Whether outraging the conservative arts establishment by defacing etchings of Goya or appalling the general public with child mannequins sprouting genitalia from all the wrong places, they have soaked up influences from the Spanish painter Goya to the wilder edges of Surrealism to spit out a rude and scabrous art that constantly grabs headlines.

Last month, the brothers opened a mid-career retrospective at Tate Liverpool, entitled Bad Art for Bad People. It was packed with nearly all of their most famous works with the notable exception of Hell, the giant tableaux of murderous Nazis which was - terribly, but perhaps not inappropriately - destroyed in the Momart warehouse fire of 2004.

And today Tate Britain joins in the Chapman brothers celebration with the unveiling of a major new work - albeit one modelled on an earlier sculpture already in the gallery's collection.

When Humans Walked the Earth takes elements of the 1993 piece Little Death Machine (Castrated) - including a brain, milk bottles and tools - and reproduces them in bronze to create a series of impossible Heath Robinson-esque machines.
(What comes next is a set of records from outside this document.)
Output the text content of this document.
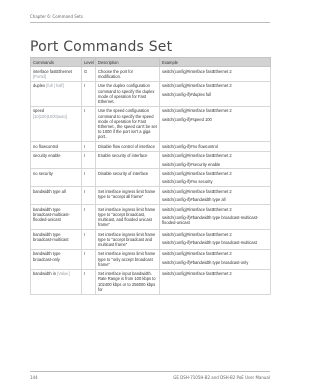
Chapter 6: Command Sets
Port Commands Set
Commands	Level	Description	Example
interface fastEthernet [Portid]	G	Choose the port for modification.	switch(config)#interface fastEthernet 2

duplex [full | half]	I	Use the duplex configuration command to specify the duplex mode of operation for Fast Ethernet.	switch(config)#interface fastEthernet 2
switch(config-if)#duplex full

speed [10|100|1000|auto]	I	Use the speed configuration command to specify the speed mode of operation for Fast Ethernet., the speed can't be set to 1000 if the port isn't a giga port..	switch(config)#interface fastEthernet 2
switch(config-if)#speed 100

no flowcontrol	I	Disable flow control of interface	switch(config-if)#no flowcontrol

security enable	I	Enable security of interface	switch(config)#interface fastEthernet 2
switch(config-if)#security enable

no security	I	Disable security of interface	switch(config)#interface fastEthernet 2
switch(config-if)#no security

bandwidth type all	I	Set interface ingress limit frame type to "accept all frame"	switch(config)#interface fastEthernet 2
switch(config-if)#bandwidth type all

bandwidth type broadcast-multicast-flooded-unicast	I	Set interface ingress limit frame type to "accept broadcast, multicast, and flooded unicast frame"	switch(config)#interface fastEthernet 2
switch(config-if)#bandwidth type broadcast-multicast-flooded-unicast

bandwidth type broadcast-multicast	I	Set interface ingress limit frame type to "accept broadcast and multicast frame"	switch(config)#interface fastEthernet 2
switch(config-if)#bandwidth type broadcast-multicast

bandwidth type broadcast-only	I	Set interface ingress limit frame type to "only accept broadcast frame"	switch(config)#interface fastEthernet 2
switch(config-if)#bandwidth type broadcast-only

bandwidth in [Value]	I	Set interface input bandwidth. Rate Range is from 100 kbps to 102400 kbps or to 256000 kbps for	switch(config)#interface fastEthernet 2
144	GE DSH-7105H-B2 and DSH-B2 PoE User Manual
Clarrie Wallis, the curator of contemporary British art, said the installation was typical of the Chapman brothers' working practice in taking, absorbing and regurgitating previous pieces.

"We always have with them a sense of reworking and recycling. There's always this idea whereby whatever they make is something that can be possibly subverted or re-used - it can become a component for a new work."

Neither are the brothers afraid of the "Big Idea", whether it be artificial intelligence or the psychoanalytic theories of Freud.

In the case of When Humans Walked the Earth, they view the machines they have created as emulating biological and psychological states such as breathing, copulation and death.

"What they're doing is questioning the mechanistic theories of the mind, linking them back to the ideas of Sigmund Freud and psychoanalysis," Ms Wallis said. "But they're also interested in the relationship between man and machine and machine versus nature which they see as a false opposition. For example, there are a number of contemporary philosophers who see human consciousness in terms of computer models."

But in case that sounds too academic, there is always the subversive wit. Like naughty schoolboys lobbing inky missiles at the back of the class, Jake and Dinos Chapman frequently undercut their intense seriousness with a quite juvenile humour.

Although they have written books and participate in highbrow discussions about their work, demonstrating a more than passing understanding of contemporary critical theory, they take an evident delight in a joke.

In 1999, for instance, the brothers took their GCSE in art, entering themselves independently. Jake produced watercolour copies of the best known pieces of Brit Art, including Damien Hirst's shark. Dinos drew detailed still lives of skeletons of Siamese twins. Each earned a B grade.

And when they unveiled the Chapman Family Collection at the White Cube gallery of their dealer, Jay Jopling, in 2002, opening night visitors at first saw just the ornate carving of what seemed to be an ethnographic collection of African masks.

Only on adjusting to the dimmed light and looking more closely did guests gradually note the clown's grins and yellow arches of that symbol of the global age: McDonald's fast food restaurants. Yes, McDonald's has infiltrated the most remote corners of the world, including the art world.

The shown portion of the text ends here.